# Neat Soap



## Lee242 (Aug 22, 2015)

What is Neat Soap?
I,m working on a batch and the calculator said 
%77.9 neat soap


----------



## Susie (Aug 22, 2015)

Which calculator?


----------



## Obsidian (Aug 22, 2015)

Here is a older thread on neat soap
http://www.soapmakingforum.com/showthread.php?t=17594


----------



## Lee242 (Aug 22, 2015)

Summer Bee Meadow calculator


----------



## DeeAnna (Aug 22, 2015)

Meaning 1. Neat soap in classic soapmaking terms is a physical phase (like solid, liquid, and gas phase) during soap making in which the soap has a uniform, flowable jelly-like consistency. The neat-soap phase depends on a combination of the fatty acids, temperature, and moisture content of the soap mixture. When people cook soap to a "vaseline" consistency or their soap has "gelled", what they mean is their soap was in a neat soap phase.

Meaning 2. "Neat" in other contexts means 100% pure. Like sometimes people will use an essential oil "neat" meaning they are using the EO undiluted. 

I don't know how you could predict a neat soap-phase (meaning 1) in a soap calculator, so I can only think the calc is using "neat" to mean the percentage of 100% pure soap in the batch (meaning 2). This would be calculated by adding up the the weight of the soap (lye + fats) and dividing that answer by the total batch weight (lye + fats + water). Looking at several of my recipes, the % of pure soap in the recipes is around 77% give or take a bit. So I suspect the calc is using "neat" in the sense of Meaning 2.

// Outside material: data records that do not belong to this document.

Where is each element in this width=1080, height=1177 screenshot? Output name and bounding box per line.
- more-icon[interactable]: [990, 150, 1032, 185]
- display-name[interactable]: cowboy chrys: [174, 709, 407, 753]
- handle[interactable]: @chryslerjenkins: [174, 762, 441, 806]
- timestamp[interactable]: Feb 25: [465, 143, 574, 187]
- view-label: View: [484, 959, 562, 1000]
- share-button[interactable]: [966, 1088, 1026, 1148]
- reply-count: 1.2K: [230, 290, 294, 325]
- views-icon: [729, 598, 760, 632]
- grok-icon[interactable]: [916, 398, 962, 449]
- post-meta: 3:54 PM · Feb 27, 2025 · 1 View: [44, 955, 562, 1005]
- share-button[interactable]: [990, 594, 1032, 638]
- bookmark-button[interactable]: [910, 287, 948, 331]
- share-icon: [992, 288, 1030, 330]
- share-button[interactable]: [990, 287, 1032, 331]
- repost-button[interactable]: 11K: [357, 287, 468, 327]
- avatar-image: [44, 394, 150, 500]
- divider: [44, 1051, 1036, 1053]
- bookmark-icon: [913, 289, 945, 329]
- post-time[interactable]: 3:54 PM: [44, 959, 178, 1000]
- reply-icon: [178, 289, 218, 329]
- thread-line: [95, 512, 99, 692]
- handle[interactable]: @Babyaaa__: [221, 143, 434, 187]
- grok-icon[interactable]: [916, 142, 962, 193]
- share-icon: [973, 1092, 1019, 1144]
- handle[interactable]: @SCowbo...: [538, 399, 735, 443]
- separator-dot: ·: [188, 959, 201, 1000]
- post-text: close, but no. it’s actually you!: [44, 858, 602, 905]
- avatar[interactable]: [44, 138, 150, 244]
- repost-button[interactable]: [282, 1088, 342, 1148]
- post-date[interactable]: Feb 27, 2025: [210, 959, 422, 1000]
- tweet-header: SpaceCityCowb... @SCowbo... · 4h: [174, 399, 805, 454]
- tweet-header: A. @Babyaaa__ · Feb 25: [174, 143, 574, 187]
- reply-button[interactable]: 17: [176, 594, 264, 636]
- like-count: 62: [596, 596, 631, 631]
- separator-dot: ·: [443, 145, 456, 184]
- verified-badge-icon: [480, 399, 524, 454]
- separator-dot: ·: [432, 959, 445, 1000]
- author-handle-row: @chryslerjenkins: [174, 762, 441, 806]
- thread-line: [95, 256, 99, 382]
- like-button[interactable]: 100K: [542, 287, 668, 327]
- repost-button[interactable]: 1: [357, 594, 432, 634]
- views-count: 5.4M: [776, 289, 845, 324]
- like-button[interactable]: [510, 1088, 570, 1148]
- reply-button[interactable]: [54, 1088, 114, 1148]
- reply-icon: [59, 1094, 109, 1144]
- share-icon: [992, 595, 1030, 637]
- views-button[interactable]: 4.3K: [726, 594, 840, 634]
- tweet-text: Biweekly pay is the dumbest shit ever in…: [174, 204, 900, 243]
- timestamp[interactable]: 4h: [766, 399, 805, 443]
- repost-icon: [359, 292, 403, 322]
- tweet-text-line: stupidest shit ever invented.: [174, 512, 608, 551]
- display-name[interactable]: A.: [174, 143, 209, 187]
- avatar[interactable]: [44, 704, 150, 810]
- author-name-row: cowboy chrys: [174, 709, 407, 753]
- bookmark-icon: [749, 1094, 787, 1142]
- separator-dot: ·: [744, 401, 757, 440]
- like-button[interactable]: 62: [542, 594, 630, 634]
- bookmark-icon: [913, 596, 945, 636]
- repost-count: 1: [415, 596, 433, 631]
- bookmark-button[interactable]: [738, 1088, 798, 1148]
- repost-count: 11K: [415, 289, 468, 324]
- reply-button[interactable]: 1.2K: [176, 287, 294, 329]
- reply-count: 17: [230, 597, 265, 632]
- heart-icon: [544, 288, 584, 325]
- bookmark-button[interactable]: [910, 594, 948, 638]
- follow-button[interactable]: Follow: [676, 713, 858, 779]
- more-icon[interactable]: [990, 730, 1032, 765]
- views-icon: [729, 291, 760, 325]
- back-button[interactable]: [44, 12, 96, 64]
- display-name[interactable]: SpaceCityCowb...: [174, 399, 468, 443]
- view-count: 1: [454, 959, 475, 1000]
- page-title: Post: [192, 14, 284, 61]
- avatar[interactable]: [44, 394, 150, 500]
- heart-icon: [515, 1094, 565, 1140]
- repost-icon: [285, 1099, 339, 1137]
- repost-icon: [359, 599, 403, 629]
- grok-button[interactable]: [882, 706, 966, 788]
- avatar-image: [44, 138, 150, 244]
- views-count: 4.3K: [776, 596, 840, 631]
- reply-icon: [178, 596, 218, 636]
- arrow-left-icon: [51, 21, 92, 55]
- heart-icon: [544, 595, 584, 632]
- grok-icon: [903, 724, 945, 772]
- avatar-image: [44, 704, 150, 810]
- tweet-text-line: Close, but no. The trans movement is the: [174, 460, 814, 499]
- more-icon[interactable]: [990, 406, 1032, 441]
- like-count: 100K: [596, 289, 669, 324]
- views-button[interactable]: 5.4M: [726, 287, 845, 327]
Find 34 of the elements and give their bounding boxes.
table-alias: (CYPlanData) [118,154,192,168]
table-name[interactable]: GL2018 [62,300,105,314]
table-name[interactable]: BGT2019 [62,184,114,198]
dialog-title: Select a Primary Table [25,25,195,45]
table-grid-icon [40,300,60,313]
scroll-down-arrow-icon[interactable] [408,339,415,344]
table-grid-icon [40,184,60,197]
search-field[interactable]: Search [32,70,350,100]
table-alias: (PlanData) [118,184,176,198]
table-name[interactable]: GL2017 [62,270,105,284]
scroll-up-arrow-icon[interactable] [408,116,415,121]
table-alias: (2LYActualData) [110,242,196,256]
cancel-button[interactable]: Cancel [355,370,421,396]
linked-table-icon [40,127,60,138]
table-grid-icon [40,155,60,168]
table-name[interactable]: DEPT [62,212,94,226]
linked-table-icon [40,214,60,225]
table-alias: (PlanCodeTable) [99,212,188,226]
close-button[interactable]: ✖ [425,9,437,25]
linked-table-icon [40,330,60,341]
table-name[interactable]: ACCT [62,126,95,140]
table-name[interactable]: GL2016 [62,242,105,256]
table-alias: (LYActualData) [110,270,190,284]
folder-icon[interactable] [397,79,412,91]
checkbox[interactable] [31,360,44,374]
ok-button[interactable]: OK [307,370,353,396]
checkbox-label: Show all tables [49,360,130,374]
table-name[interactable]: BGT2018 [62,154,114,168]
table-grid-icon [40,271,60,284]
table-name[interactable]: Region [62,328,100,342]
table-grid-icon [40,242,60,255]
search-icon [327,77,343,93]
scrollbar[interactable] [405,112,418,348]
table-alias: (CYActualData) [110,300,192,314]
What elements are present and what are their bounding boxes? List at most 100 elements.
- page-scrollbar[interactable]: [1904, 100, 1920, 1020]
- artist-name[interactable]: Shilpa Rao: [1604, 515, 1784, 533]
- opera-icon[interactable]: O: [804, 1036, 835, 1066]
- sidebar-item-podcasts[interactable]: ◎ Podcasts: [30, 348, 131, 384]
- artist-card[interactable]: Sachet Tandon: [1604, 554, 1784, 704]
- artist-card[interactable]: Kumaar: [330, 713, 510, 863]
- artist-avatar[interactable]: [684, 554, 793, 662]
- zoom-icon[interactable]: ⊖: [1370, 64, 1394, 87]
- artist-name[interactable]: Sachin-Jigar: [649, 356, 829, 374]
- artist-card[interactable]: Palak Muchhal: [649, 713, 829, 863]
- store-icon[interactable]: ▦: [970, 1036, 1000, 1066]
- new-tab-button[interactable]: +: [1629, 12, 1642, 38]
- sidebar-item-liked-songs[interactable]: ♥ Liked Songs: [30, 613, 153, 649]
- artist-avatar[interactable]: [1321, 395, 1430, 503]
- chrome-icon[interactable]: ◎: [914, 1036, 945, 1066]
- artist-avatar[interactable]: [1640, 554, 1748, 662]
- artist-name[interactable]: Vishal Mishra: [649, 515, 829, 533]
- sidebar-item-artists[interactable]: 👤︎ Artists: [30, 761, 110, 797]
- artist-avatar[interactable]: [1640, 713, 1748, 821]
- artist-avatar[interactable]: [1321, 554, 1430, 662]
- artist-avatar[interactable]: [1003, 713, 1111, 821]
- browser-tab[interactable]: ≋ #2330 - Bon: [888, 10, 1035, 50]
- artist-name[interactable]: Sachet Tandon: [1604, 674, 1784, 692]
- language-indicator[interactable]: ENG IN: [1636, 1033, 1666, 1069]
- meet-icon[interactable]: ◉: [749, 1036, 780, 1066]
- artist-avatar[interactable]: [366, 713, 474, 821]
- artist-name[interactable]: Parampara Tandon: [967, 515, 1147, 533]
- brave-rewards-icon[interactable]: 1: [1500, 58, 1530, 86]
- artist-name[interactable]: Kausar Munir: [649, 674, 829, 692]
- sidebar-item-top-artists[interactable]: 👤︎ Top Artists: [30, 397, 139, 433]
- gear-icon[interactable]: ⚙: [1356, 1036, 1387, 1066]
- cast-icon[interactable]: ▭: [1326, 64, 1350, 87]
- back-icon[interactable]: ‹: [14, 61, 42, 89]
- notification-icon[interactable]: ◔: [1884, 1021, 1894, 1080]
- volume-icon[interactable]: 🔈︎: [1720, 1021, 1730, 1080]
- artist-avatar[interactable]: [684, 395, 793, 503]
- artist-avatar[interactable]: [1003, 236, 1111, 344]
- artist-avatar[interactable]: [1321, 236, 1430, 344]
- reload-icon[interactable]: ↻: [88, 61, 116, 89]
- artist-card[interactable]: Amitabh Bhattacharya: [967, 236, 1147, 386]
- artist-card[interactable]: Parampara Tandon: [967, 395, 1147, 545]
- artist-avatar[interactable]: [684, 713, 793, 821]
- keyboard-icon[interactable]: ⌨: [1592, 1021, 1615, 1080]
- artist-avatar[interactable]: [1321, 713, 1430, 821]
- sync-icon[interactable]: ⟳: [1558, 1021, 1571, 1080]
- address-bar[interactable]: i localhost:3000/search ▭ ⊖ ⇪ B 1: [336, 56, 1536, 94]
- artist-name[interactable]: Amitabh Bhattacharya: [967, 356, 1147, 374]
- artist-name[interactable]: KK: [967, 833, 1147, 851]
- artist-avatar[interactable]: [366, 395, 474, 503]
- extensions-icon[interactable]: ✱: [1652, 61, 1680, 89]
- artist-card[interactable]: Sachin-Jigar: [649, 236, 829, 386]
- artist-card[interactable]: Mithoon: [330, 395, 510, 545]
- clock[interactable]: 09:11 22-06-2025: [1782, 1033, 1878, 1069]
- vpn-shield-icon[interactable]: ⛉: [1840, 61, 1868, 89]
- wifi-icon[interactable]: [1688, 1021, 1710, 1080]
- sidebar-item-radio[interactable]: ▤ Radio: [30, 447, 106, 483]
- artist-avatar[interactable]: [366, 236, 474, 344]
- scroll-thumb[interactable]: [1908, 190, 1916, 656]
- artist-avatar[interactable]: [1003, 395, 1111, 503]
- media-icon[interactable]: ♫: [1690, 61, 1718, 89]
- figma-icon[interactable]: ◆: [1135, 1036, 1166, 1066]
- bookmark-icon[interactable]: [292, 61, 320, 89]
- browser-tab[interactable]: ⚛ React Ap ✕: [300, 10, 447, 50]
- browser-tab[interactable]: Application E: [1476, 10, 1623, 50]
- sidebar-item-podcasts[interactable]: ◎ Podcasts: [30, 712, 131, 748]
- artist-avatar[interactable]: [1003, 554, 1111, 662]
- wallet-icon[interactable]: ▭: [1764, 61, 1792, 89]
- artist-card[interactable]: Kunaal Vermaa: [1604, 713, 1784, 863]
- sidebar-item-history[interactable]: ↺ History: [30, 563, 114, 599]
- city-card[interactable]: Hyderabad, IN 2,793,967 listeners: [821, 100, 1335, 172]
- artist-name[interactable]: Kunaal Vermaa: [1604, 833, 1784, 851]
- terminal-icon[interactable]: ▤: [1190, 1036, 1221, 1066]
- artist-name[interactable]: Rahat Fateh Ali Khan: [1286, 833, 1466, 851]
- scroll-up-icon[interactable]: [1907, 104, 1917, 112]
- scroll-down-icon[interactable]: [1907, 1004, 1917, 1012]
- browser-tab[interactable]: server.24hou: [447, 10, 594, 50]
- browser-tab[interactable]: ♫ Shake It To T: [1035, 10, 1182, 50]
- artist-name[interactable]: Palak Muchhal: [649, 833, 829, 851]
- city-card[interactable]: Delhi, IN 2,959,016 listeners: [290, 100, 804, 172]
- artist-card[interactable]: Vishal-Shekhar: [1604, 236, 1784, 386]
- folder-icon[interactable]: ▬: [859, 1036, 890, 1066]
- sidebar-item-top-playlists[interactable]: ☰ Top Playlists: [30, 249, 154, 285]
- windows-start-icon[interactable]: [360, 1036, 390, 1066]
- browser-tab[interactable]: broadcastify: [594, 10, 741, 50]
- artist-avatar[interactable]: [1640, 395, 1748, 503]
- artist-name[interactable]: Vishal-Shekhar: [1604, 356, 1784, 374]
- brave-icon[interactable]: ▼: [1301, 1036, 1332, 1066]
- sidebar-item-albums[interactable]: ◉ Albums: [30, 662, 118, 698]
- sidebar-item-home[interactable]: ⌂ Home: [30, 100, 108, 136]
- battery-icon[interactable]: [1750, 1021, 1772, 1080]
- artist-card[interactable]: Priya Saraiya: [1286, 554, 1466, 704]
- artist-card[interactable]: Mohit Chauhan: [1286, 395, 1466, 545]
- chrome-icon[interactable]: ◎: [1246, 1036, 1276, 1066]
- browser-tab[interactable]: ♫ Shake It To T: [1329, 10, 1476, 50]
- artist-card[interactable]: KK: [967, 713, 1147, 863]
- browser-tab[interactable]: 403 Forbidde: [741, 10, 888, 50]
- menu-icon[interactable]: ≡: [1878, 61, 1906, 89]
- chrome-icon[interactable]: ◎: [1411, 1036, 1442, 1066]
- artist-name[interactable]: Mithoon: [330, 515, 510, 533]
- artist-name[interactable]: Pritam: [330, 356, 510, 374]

ETA: Just read what calc you're talking about. Yeah, summerbee is set up for a type of liquid soap making in which you need to know the "paste weight" in order to figure out how much water to add to dilute the soap. That's "neat soap" in the sense of Meaning 2.


----------



## Lee242 (Aug 23, 2015)

Thanks for the come back.
Lee


----------